1918. Les régiments mayennais dans la Grande Guerre

La Russie et la Roumanie avaient cessé le combat et le front de l’Est s’était éteint au mois de décembre 1917. Lourdement défaite fin octobre à Caporetto, l’Italie n’avait évité le désastre qu’avec l’aide des alliés et son armée était à reconstituer. Réduite à ses seules forces, l’armée d’Orient n’avait d’autre perspective que de se maintenir sur le front de Macédoine. A l’évidence, le sort de la guerre allait se jouer sur le front occidental, en France, dans une course de vitesse entre l’armée allemande jouissant temporairement d’une supériorité numérique accrue et des armées alliées réduites à la défensive et attendant, dans l’anxiété, une entrée en ligne de l’armée américaine que l’on n’espérait plus avant 1919. Allait-on réussir à tenir jusque là ?

La puissance des offensives allemandes qui se succèdent à partir du 21 mars 1918, contre l’armée britannique d’abord, en Picardie puis dans les Flandres, contre l’armée française ensuite, sur le Chemin des Dames, puis en Picardie et enfin en Champagne, en feront douter et le spectre de la défaite un moment entrevu forcera les alliés à réaliser enfin cette unicité du commandement que des années de guerre n’avaient pu imposer. Après l’échec de l’ultime offensive allemande, le 15 juillet, la conduite des opérations porte la marque du général Foch, général en chef des armées alliées. Loin de se résumer à une poussée globale et uniforme de millions de poilus sortant de leurs tranchées et se lançant à l’assaut droit devant eux, la marche des armées alliées obéira dès lors à un plan général de campagne, constamment adapté aux circonstances et exécuté selon les principes ressuscités de la guerre de mouvements.
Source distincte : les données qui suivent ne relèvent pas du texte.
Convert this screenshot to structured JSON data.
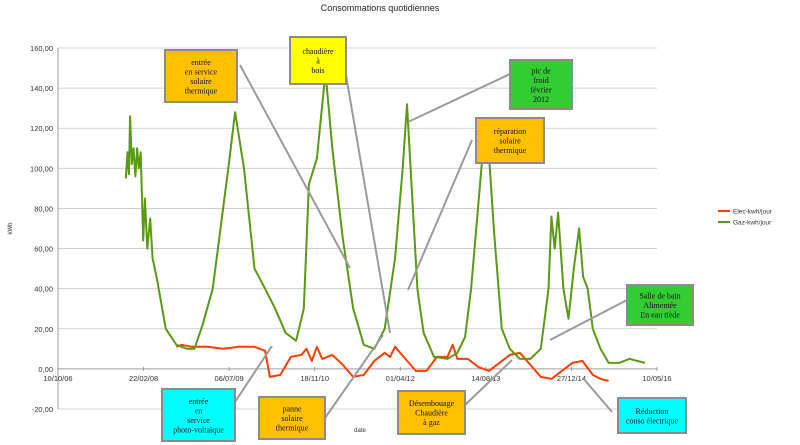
{
  "chart_data": {
    "type": "line",
    "title": "Consommations quotidiennes",
    "xlabel": "date",
    "ylabel": "kWh",
    "ylim": [
      -20,
      160
    ],
    "xlim": [
      "2006-10-10",
      "2016-05-10"
    ],
    "y_ticks": [
      "-20,00",
      "0,00",
      "20,00",
      "40,00",
      "60,00",
      "80,00",
      "100,00",
      "120,00",
      "140,00",
      "160,00"
    ],
    "x_ticks": [
      "10/10/06",
      "22/02/08",
      "06/07/09",
      "18/11/10",
      "01/04/12",
      "14/08/13",
      "27/12/14",
      "10/05/16"
    ],
    "grid": "horizontal",
    "legend_position": "right",
    "series": [
      {
        "name": "Elec-kwh/jour",
        "color": "#ff4000",
        "points": [
          [
            "2008-09-01",
            11
          ],
          [
            "2008-10-01",
            12
          ],
          [
            "2008-12-01",
            11
          ],
          [
            "2009-03-01",
            11
          ],
          [
            "2009-06-01",
            10
          ],
          [
            "2009-09-01",
            11
          ],
          [
            "2009-12-01",
            11
          ],
          [
            "2010-02-01",
            9
          ],
          [
            "2010-03-01",
            -4
          ],
          [
            "2010-05-01",
            -3
          ],
          [
            "2010-07-01",
            6
          ],
          [
            "2010-09-01",
            7
          ],
          [
            "2010-10-01",
            10
          ],
          [
            "2010-11-01",
            4
          ],
          [
            "2010-12-01",
            11
          ],
          [
            "2011-01-01",
            5
          ],
          [
            "2011-03-01",
            7
          ],
          [
            "2011-05-01",
            2
          ],
          [
            "2011-07-01",
            -4
          ],
          [
            "2011-09-01",
            -3
          ],
          [
            "2011-11-01",
            4
          ],
          [
            "2012-01-01",
            8
          ],
          [
            "2012-02-01",
            6
          ],
          [
            "2012-03-01",
            11
          ],
          [
            "2012-05-01",
            5
          ],
          [
            "2012-07-01",
            -1
          ],
          [
            "2012-09-01",
            -1
          ],
          [
            "2012-11-01",
            6
          ],
          [
            "2013-01-01",
            6
          ],
          [
            "2013-02-01",
            12
          ],
          [
            "2013-03-01",
            5
          ],
          [
            "2013-05-01",
            5
          ],
          [
            "2013-07-01",
            1
          ],
          [
            "2013-09-01",
            -1
          ],
          [
            "2013-11-01",
            3
          ],
          [
            "2014-01-01",
            7
          ],
          [
            "2014-03-01",
            8
          ],
          [
            "2014-05-01",
            2
          ],
          [
            "2014-07-01",
            -4
          ],
          [
            "2014-09-01",
            -5
          ],
          [
            "2014-11-01",
            -1
          ],
          [
            "2015-01-01",
            3
          ],
          [
            "2015-03-01",
            4
          ],
          [
            "2015-05-01",
            -3
          ],
          [
            "2015-06-15",
            -5
          ],
          [
            "2015-08-01",
            -6
          ]
        ]
      },
      {
        "name": "Gaz-kwh/jour",
        "color": "#5a9a14",
        "points": [
          [
            "2007-11-10",
            95
          ],
          [
            "2007-11-20",
            108
          ],
          [
            "2007-11-28",
            97
          ],
          [
            "2007-12-05",
            126
          ],
          [
            "2007-12-15",
            102
          ],
          [
            "2007-12-25",
            110
          ],
          [
            "2008-01-05",
            96
          ],
          [
            "2008-01-15",
            110
          ],
          [
            "2008-01-25",
            100
          ],
          [
            "2008-02-05",
            108
          ],
          [
            "2008-02-20",
            64
          ],
          [
            "2008-03-01",
            85
          ],
          [
            "2008-03-15",
            60
          ],
          [
            "2008-04-01",
            75
          ],
          [
            "2008-04-15",
            55
          ],
          [
            "2008-05-10",
            45
          ],
          [
            "2008-07-01",
            20
          ],
          [
            "2008-09-01",
            12
          ],
          [
            "2008-11-01",
            10
          ],
          [
            "2008-12-15",
            10
          ],
          [
            "2009-02-01",
            22
          ],
          [
            "2009-04-01",
            40
          ],
          [
            "2009-07-01",
            100
          ],
          [
            "2009-08-10",
            128
          ],
          [
            "2009-10-01",
            100
          ],
          [
            "2009-12-01",
            50
          ],
          [
            "2010-02-01",
            40
          ],
          [
            "2010-04-01",
            30
          ],
          [
            "2010-06-01",
            18
          ],
          [
            "2010-08-01",
            14
          ],
          [
            "2010-09-15",
            30
          ],
          [
            "2010-10-15",
            92
          ],
          [
            "2010-12-01",
            105
          ],
          [
            "2011-01-20",
            148
          ],
          [
            "2011-03-01",
            110
          ],
          [
            "2011-05-01",
            65
          ],
          [
            "2011-07-01",
            30
          ],
          [
            "2011-09-01",
            12
          ],
          [
            "2011-11-01",
            10
          ],
          [
            "2012-01-01",
            20
          ],
          [
            "2012-03-01",
            55
          ],
          [
            "2012-04-15",
            100
          ],
          [
            "2012-05-10",
            132
          ],
          [
            "2012-06-10",
            85
          ],
          [
            "2012-07-10",
            40
          ],
          [
            "2012-08-15",
            18
          ],
          [
            "2012-10-15",
            6
          ],
          [
            "2013-01-01",
            5
          ],
          [
            "2013-03-01",
            8
          ],
          [
            "2013-04-15",
            16
          ],
          [
            "2013-05-20",
            40
          ],
          [
            "2013-07-01",
            82
          ],
          [
            "2013-07-25",
            106
          ],
          [
            "2013-08-20",
            122
          ],
          [
            "2013-10-01",
            68
          ],
          [
            "2013-11-15",
            20
          ],
          [
            "2014-01-01",
            10
          ],
          [
            "2014-03-01",
            5
          ],
          [
            "2014-05-01",
            5
          ],
          [
            "2014-07-01",
            10
          ],
          [
            "2014-08-15",
            40
          ],
          [
            "2014-09-01",
            76
          ],
          [
            "2014-09-20",
            60
          ],
          [
            "2014-10-10",
            78
          ],
          [
            "2014-11-10",
            40
          ],
          [
            "2014-12-10",
            25
          ],
          [
            "2015-01-10",
            50
          ],
          [
            "2015-02-10",
            70
          ],
          [
            "2015-03-05",
            46
          ],
          [
            "2015-04-01",
            40
          ],
          [
            "2015-05-01",
            20
          ],
          [
            "2015-06-15",
            10
          ],
          [
            "2015-08-01",
            3
          ],
          [
            "2015-10-01",
            3
          ],
          [
            "2015-12-01",
            5
          ],
          [
            "2016-01-15",
            4
          ],
          [
            "2016-03-01",
            3
          ]
        ]
      }
    ],
    "annotations": [
      {
        "lines": [
          "entrée",
          "en service",
          "solaire",
          "thermique"
        ],
        "color": "#ffc000"
      },
      {
        "lines": [
          "chaudière",
          "à",
          "bois"
        ],
        "color": "#ffff00"
      },
      {
        "lines": [
          "pic de",
          "froid",
          "février",
          "2012"
        ],
        "color": "#33cc33"
      },
      {
        "lines": [
          "réparation",
          "solaire",
          "thermique"
        ],
        "color": "#ffc000"
      },
      {
        "lines": [
          "Salle de bain",
          "Alimentée",
          "En eau tiède"
        ],
        "color": "#33cc33"
      },
      {
        "lines": [
          "entrée",
          "en",
          "service",
          "photo-voltaïque"
        ],
        "color": "#00ffff"
      },
      {
        "lines": [
          "panne",
          "solaire",
          "thermique"
        ],
        "color": "#ffc000"
      },
      {
        "lines": [
          "Désembouage",
          "Chaudière",
          "à gaz"
        ],
        "color": "#ffc000"
      },
      {
        "lines": [
          "Réduction",
          "conso électrique"
        ],
        "color": "#00ffff"
      }
    ]
  }
}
L’enchaînement des batailles dont l’historiographie de cette guerre a retenu les noms ne peut se comprendre qu’au regard de ce plan général et de l’action personnelle de celui qui dirigeait la manœuvre.

Les circonstances ont voulu que les régiments de la Mayenne soient présents, en tout ou partie, dans la plupart des secteurs où se sont déroulées ces batailles. Par ailleurs, des Mayennais se trouvaient également dans bien d’autres régiments. Il nous a semblé opportun de donner ici un aperçu certes succinct, mais aussi complet que possible de l’ensemble des opérations. L’abondance de la matière nous a conduit à diviser cette évocation en quatre chapitres, consacrés successivement aux offensives allemandes contre l’armée britannique en mars et avril ; à celles contre l’armée française de mai à juillet ; aux premières contre-offensives des alliés, dites « de dégagement » ; et enfin à la grande offensive générale qui devait aboutir à la victoire. Ce large exposé préliminaire fournit le cadre nécessaire à la bonne compréhension des parcours de chacun des six régiments, parcours qui font immédiatement suite en autant de chapitres particuliers.
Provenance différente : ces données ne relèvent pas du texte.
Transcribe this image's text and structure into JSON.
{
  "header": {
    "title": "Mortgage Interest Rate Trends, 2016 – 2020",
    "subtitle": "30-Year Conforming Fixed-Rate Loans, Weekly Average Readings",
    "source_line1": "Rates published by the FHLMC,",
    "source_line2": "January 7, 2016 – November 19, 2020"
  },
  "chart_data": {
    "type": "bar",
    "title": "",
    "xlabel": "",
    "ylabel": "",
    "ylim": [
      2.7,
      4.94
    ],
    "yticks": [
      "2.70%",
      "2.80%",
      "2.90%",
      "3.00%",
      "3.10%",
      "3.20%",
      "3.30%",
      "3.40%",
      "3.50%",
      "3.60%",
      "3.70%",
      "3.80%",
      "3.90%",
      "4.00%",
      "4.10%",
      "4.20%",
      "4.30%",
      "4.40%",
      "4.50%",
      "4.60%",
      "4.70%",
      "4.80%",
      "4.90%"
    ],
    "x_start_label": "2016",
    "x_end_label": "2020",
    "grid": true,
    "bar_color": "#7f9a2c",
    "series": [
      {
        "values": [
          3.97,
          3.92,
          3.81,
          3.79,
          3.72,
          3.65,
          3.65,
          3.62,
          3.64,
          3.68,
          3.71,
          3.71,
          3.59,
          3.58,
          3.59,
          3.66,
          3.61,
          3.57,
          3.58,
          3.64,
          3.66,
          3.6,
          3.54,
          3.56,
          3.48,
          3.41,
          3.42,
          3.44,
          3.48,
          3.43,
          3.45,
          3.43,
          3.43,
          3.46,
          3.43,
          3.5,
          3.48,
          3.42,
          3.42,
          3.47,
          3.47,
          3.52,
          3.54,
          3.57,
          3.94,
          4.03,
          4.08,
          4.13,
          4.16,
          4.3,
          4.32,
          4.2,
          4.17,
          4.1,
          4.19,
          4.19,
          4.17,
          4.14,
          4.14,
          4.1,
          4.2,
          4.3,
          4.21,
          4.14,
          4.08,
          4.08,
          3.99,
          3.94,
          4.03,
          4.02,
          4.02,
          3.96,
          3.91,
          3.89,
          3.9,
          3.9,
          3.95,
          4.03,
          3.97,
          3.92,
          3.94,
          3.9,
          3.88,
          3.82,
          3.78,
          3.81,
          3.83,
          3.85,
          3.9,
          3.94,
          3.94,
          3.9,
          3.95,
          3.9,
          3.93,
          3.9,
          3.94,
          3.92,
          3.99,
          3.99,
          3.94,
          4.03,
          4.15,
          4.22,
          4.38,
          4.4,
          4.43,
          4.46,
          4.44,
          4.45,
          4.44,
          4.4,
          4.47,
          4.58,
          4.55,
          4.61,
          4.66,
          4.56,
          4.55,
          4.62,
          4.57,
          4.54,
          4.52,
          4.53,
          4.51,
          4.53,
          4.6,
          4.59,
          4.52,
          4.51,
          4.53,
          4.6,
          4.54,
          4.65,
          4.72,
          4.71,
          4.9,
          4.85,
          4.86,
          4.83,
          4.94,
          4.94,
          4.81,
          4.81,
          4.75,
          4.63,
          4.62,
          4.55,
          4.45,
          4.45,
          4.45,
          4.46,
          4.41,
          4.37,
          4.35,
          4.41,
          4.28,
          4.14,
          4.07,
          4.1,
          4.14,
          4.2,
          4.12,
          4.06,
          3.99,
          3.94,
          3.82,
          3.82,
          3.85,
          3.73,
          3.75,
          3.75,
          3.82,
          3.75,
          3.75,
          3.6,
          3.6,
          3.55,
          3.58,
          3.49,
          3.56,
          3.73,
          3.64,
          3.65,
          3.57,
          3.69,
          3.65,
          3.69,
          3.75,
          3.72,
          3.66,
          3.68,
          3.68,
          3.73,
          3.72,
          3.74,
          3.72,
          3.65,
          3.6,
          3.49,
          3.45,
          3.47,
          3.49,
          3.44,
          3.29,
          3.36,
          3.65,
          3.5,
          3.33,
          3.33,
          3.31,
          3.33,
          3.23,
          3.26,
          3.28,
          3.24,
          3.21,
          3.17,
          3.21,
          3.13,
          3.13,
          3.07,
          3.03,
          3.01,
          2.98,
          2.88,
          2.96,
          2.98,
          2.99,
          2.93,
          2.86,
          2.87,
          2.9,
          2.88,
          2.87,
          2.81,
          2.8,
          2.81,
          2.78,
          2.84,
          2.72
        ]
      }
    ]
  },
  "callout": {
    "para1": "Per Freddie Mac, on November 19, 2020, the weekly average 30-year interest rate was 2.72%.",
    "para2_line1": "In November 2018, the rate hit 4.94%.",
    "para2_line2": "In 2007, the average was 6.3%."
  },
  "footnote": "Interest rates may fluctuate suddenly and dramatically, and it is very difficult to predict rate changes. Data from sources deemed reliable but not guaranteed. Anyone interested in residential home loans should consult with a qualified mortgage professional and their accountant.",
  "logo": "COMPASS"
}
Un dernier chapitre, consacré au front de Macédoine, à l’armée d’Orient et à ses avatars dans la période oh combien troublée qui a suivi le 11 novembre 1918, a été placé en fin d’ouvrage. Il peut servir de fil conducteur à celles et ceux qui seraient intéressés par le parcours des nombreux Mayennais ayant servi sur ce théâtre, lointain et oublié, mais où près d’une centaine d’entre eux ont trouvé la mort en 1918.

Un point sur la situation des principales armées est placé en début d’ouvrage, selon l’usage qui s’est établi au fil des numéros précédents. Celui sur l’armée française a été plus particulièrement développé pour y inclure des aspects qui n’avaient pu être abordés jusque là ou ne l’avaient été qu’à la marge, comme les chars d’assaut, les transmissions, la météorologie, le camouflage.

Bernard SONNECK, 1918. Les régiments mayennais dans la Grande Guerre, L’oribus, 2018, Laval.